Adults have short broad wings and a medium-length tail banded in blackish and gray with the tip varying among individuals from slightly notched through square to slightly rounded (often narrowly tipped white). The remiges (typically only visible in flight) are whitish barred blackish. The legs are long and very slender (hence the common name) and yellow. The hooked bill is black and the cere is yellowish.
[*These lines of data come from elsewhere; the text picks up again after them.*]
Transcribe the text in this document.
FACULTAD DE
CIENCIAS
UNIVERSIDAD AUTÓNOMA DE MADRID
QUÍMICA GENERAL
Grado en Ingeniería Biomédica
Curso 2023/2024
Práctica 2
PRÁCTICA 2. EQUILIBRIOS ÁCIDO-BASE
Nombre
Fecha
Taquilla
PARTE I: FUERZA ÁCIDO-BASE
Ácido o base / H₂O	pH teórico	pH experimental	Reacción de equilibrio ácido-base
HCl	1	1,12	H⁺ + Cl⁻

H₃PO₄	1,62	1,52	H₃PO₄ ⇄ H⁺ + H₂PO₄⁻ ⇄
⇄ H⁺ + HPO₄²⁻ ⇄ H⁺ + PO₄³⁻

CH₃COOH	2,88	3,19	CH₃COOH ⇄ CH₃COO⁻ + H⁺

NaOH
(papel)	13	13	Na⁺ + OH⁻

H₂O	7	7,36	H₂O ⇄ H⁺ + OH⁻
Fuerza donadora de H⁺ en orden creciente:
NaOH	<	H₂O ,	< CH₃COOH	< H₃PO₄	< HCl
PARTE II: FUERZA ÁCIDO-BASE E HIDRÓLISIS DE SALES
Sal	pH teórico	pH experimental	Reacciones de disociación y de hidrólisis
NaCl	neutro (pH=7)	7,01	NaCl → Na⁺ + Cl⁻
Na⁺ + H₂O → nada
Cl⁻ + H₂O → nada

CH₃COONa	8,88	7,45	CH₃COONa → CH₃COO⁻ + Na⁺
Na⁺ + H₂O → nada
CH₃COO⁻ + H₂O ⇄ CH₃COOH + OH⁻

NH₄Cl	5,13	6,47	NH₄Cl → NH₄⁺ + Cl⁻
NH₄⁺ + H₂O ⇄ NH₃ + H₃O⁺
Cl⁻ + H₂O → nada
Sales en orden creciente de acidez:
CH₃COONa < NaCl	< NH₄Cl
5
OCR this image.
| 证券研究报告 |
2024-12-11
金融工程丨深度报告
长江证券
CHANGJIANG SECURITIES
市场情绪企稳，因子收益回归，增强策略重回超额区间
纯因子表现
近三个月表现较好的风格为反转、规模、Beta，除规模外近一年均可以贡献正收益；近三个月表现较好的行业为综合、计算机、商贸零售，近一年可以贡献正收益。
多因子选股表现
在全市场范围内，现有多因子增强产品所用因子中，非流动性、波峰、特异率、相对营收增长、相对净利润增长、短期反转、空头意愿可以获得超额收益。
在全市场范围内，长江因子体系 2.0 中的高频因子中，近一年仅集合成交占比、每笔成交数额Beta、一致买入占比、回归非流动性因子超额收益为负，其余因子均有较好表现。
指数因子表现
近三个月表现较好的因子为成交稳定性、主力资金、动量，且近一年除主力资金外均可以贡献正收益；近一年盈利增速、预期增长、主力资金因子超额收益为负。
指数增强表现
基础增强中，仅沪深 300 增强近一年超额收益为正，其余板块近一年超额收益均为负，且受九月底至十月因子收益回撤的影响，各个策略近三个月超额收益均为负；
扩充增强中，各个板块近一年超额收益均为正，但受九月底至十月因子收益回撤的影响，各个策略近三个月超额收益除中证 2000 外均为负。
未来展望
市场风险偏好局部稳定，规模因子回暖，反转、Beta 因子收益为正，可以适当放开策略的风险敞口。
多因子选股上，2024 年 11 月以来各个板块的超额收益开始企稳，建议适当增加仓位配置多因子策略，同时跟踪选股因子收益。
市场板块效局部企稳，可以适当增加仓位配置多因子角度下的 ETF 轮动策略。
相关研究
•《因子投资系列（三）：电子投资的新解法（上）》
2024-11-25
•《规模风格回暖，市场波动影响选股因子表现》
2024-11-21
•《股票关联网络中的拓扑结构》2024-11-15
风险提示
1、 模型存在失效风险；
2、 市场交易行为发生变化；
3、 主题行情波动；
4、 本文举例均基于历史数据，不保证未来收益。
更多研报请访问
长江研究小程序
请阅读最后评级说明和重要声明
The rufous-thighed hawk resembles the sharp-shinned hawk, but upperparts are darker, streaking to underparts rufous or dusky, cheeks are typically with a clear rufous patch (occasionally lacking almost entirely) and iris is yellow (contra illustrations in some books). Juveniles resemble juveniles of sharp-shinneds, but streaking to the underparts are typically restricted to throat and central underparts, with flanks scaled or barred (often also the belly).

==Distribution==
The species is found in Uruguay, Paraguay, north-eastern Argentina and south-eastern Bolivia. It is, as far as known, resident in some regions and migratory in others. The movements are generally poorly understood, but it only occurs seasonally at some localities in Argentina. The rufous-thighed hawk is found in tropical and subtropical regions; both in lowlands and highlands.

===Diet===
These birds surprise and capture most of their prey from cover or while flying quickly through dense vegetation. They are adept at navigating dense thickets, although this hunting method is often hazardous to the hawk. The great majority of this hawk's prey are small birds, especially various songbirds such as sparrows, wood-warblers, finches, wrens, nuthatches, tits, icterids and thrushes. Typically, males will target smaller birds, such as sparrows and wood-warblers, and females will pursue larger prey, such as thrushes and flickers, leading to a lack of conflict between the sexes for prey. They often pluck the feathers off their prey on a post or other perch. Rarely, rufous-thighed hawks will also eat rodents, lizards, frogs, snakes, and large insects.

===Reproduction===
Rufous-thighed hawks construct a stick nest. Clutches of 3 to 8 eggs have been recorded, but 4 to 5 eggs is the typical clutch size. The eggs measure 37.6 × 30 mm and weigh about 19 g. The incubation period is thought to average at about 30 days. After hatching, the young are brooded for 16 to 23 days by the female, while the male defends the territory and catches prey. The young fledge at the age of about a month and rely on their parents for feeding and protection another four weeks. The breeding behavior of the rufous-thighed hawk is comparably poorly known, but based on the available knowledge they appear to differ little from that of sharp-shinned hawks.

==Conservation==
The rufous-thighed hawk is fairly common (but easily overlooked due to their secretive behavior) and presently considered safe.